You could easily liken Cliffhanger to Die Hard, just trade in Nakatomi Tower for the Rocky Mountains and there you have it, more or less, but I don't think that's fair, one man taking on many is hardly unique to Die Hard. What I do like about Gabe though is that he's not an ex special forces soldier, or a cop, or a marine, he's just a climber, and an incredible climber at that. Gabe also has to overcome his own personal fears and get back on the mountains, and as he does he manages to escape and sets about rescuing his friend, maybe Gabe sees this as his chance at redemption.
Gabe slowly begins to turn the tables on the terrorists through his intimate knowledge of the mountains, their situation, knowing where the money is, and through his sheer cunning and ingenuity as well. The stunts in Cliffhanger are truly amazing too, the things they do in this movie is mind-blowing, and for the most part, they're real. The action is intense, brutal and is often crafted around the Rocky Mountains themselves, utilizing certain elements and dangers of the mountains to their advantage. The score is very memorable and captures the broad and wondrous mountain landscapes beautifully, but then in the action sequences specifically, the score suddenly gets very generic and bland, there's a strange dichotomy going on there that needed some more work done.

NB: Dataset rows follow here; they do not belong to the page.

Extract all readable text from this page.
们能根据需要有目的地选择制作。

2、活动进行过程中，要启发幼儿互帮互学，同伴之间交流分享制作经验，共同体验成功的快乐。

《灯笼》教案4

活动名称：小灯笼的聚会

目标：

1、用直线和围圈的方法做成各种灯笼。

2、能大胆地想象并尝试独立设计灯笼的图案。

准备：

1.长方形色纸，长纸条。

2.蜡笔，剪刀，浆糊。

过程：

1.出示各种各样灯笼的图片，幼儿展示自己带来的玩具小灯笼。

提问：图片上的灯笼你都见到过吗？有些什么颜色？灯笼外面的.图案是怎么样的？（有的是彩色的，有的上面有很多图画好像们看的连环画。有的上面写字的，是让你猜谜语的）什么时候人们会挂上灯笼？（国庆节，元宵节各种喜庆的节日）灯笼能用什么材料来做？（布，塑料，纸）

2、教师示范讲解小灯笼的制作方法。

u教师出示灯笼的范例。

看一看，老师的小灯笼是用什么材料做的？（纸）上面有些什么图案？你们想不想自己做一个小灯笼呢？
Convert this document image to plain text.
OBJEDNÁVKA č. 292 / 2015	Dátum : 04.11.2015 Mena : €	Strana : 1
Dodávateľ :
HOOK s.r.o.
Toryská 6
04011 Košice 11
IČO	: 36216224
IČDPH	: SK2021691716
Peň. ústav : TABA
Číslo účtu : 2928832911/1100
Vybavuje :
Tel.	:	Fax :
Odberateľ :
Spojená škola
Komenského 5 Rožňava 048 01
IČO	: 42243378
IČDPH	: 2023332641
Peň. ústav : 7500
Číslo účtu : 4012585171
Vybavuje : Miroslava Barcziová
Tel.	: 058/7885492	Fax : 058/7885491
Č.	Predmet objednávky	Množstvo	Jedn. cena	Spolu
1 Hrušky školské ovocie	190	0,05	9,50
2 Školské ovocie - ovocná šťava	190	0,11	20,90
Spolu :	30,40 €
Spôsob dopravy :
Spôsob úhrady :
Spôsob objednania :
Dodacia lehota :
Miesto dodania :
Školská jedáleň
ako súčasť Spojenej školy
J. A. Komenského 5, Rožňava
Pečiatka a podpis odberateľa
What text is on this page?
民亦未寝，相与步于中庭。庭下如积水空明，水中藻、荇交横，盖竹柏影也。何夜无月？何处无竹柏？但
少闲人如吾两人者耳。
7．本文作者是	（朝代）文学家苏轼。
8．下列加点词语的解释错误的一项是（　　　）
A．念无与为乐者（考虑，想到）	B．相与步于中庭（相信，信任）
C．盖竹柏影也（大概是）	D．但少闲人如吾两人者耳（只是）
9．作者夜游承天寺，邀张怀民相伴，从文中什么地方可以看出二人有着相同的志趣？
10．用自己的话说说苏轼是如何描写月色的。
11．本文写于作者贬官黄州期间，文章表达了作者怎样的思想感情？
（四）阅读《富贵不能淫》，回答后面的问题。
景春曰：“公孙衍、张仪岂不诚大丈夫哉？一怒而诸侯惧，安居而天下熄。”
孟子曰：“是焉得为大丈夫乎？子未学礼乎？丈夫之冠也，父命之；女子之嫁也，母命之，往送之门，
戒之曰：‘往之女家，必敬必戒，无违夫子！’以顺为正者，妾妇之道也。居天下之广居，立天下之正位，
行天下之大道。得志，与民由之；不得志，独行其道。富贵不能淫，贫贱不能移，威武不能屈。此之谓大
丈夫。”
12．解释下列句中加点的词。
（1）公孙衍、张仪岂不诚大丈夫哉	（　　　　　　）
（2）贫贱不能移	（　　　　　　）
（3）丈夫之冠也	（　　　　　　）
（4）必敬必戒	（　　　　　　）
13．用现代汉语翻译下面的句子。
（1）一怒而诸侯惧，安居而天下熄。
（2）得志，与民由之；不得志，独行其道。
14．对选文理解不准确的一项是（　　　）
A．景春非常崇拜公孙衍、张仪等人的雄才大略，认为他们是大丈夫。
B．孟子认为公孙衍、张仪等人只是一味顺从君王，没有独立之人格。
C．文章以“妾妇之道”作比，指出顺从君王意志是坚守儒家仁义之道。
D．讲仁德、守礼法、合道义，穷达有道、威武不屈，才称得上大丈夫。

Despite the incredibly tense and horrifyingly relatable opening sequence, who doesn't empathize with Sarah on some level? Cliffhanger does take some time to really find its stride, the pacing and editing are a bit sloppy in parts. There's some obvious model planes, rudimentary composition and noticeably fake sets, but given the scale and scope of the movie, that would have been hard to avoid. The acting was strong all around, even if John Lithgow was hamming it up, and all the other villains definitely left an impression as well, I loved to hate them and I felt immense satisfaction when those fuckers were dealt with.
I would have liked to have seen more of a reconciliation between Gabe and Hal at some point though, it's obvious that they're on good terms by the end, but we're not given much to go off. A simple look of acknowledgement between the two of them indicating that Hal finally forgave Gabe would have been good enough, but that never happens. Admittedly Cliffhanger can be a little rough around the edges, some tighter editing would have helped it, but flaws and all, I still find it to be one of the most underrated action movies of the 90s.